"O dérbi, escaldante como quase todos, terminou tarde. Entre as burocracias relativas ao envio do relatório e a saída do balneário, passou seguramente mais de uma hora.
Sentíamo-nos derrotados. Mais derrotados do que, porventura, qualquer uma das equipas, que em campo até dividiram os pontos.
À partida, aquilo tinha tudo para correr mal: um árbitro impreparado para aquelas andanças; um ambiente exterior crispado, potenciado por tudo e todos; adeptos distanciados por um ódio inimaginável, como se de inimigos se tratassem; e alguns jogadores bem matreiros que, diga-se de passagem, nada fizeram para fazer parte da solução.
Perante esta receita, difícil seria o cozinhado que resistisse.
Naqueles noventa minutos de jogo aconteceu um pouco de tudo: lances polémicos nas áreas, protestos excessivos, conflitos constantes, amarelos sucessivos, cartões vermelhos, erros e mais erros, pressão hostil, empurrões, discussões e contestação generalizada.
Foi um vê se te avias de tudo o que um verdadeiro espectáculo de futebol não pode nem deve ter.
Quando chegámos cá fora, parecia que estávamos dentro de um carro funerário. O ambiente estava pesadíssimo, os semblantes carregados, as expressões faciais perdidas.
Alguém ainda esboçou um ténue "devíamos comer qualquer coisa", mas o que todos queríamos mesmo era ir para casa, trancarmo-nos nos nossos quartos e ficarmos lá fechados até que o pesadelo terminasse.
Os tempos eram outros mas a fúria da opinião pública - movida por declarações irresponsáveis e por uma imprensa francamente oportunista -, encarregaram-se de fazer com que um erro de análise, um erro apenas, ganhasse proporções dantescas, como pouco se vira até então.
No epicentro do terremoto o suspeito do costume, esse ladrão sem vergonha.
O day after foi inenarrável.
Desde o cozinheiro da messe do meu local de trabalho (!!) ao vizinho mais simpático do prédio onde vivia, todos queriam bater-me. Bater-me a sério. Literalmente.
A doença psicológica da clubite é, tenho a certeza, mais patológica que qualquer outra que exista de verdade.
À porta de minha casa, umas dezenas de energúmenos, de cor bem identificada, incendiaram todos os contentores de lixo que encontraram. O meu carro ficou sem pneus, com portas e capô riscados, os pára-brisas desapareceram e, como se não bastasse, os pontapé na porta da minha casa quase a deitavam abaixo. Isto às 4 horas da manhã.
A GNR foi chamada e andou a fazer "patrulha preventiva" durante umas semanas, dada a credibilidade das ameaças que entretanto recebi.

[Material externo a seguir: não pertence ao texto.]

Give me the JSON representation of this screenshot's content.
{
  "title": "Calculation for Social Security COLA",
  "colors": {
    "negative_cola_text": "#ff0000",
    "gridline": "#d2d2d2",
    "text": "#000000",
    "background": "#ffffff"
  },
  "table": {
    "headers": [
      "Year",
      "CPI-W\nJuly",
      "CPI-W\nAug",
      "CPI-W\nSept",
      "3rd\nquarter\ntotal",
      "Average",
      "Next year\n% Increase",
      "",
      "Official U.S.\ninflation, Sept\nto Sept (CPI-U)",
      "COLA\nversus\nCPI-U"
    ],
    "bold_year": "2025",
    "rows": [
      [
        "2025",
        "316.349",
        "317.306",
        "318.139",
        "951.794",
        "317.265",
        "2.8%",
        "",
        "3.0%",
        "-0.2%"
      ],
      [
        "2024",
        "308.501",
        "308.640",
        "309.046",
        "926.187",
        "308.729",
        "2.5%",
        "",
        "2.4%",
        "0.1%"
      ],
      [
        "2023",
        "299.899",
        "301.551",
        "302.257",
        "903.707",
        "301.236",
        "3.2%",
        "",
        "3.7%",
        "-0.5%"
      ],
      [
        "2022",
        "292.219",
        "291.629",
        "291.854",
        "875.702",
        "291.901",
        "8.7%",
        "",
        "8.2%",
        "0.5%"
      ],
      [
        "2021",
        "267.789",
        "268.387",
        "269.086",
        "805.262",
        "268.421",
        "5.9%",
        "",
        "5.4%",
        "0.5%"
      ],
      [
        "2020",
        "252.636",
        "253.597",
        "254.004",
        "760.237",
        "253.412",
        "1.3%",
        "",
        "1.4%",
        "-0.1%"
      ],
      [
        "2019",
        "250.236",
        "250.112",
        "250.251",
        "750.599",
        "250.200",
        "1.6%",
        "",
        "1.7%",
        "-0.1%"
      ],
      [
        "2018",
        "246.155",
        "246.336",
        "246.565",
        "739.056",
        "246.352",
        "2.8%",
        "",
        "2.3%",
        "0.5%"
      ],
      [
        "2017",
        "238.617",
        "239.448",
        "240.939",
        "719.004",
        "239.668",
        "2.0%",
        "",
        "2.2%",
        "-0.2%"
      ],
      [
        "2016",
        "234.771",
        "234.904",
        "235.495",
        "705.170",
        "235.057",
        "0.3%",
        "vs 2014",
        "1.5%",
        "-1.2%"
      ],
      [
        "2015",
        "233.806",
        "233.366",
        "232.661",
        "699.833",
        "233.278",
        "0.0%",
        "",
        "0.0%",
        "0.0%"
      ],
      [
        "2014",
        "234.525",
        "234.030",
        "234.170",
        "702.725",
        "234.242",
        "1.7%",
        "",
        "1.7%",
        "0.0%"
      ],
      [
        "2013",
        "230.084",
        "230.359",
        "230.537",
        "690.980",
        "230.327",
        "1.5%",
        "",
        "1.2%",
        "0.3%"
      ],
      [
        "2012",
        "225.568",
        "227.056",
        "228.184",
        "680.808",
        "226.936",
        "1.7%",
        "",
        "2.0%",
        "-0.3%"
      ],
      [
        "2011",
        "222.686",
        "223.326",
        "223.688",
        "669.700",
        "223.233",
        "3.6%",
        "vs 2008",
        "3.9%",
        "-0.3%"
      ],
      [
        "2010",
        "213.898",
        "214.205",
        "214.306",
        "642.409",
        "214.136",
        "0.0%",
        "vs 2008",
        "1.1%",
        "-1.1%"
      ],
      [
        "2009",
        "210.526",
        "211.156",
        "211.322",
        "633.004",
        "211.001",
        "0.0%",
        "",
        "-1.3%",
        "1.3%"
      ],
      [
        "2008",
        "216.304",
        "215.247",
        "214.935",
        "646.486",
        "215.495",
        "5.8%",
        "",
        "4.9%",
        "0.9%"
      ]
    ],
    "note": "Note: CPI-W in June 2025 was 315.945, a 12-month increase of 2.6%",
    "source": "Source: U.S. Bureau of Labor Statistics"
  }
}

Nas semanas que se seguiram, as coisas não acalmaram como se previa. Fui cuspido várias vezes na rua (vezes sem conta, acreditem) e insultado a toda a hora, de perto e à distância, por garotos, adultos e idosos. A ameaça e o palavrão vinham de todo o lado, mesmo de onde menos esperava.
O senhor do quiosque, onde comprava os jornais há anos, deixou de me falar e a senhora do café, onde quase sempre tomava o pequeno-almoço, disse-me que só não me chamava nomes horríveis porque o patrão avisou-a para se controlar.
O futebol é assim, espantoso. Tem a capacidade de dar, às pessoas, a maior de todas as alegrias mas, ao mesmo tempo, de transformá-las em animais ferozes, desprovidos de alma e sequiosos de sangue.
A memória desse jogo, o primeiro do género que alguma vez arbitrei, devia ser bonita mas é feia, muito feia.
A culpa será sempre do árbitro que foi enganado num penálti, não do batoteiro que o enganou. Esse disse que "apenas faz o seu trabalho".
Dizem que faz parte. Eu digo que não devia fazer."
PS: O problema é que o jogo não se resumiu ao penalty final, a expulsão do Andrade, a não expulsão do Babb, a não expulsão do Tello entre muitos outros erros... O facto é que depois de ter assinalado um penalty favorável ao Benfica, no início do jogo, o árbitro, sem 'tomates' acabou por sentir a 'obrigação' de 'compensar' os coitadinhos dos Lagartos... o resto é história!!!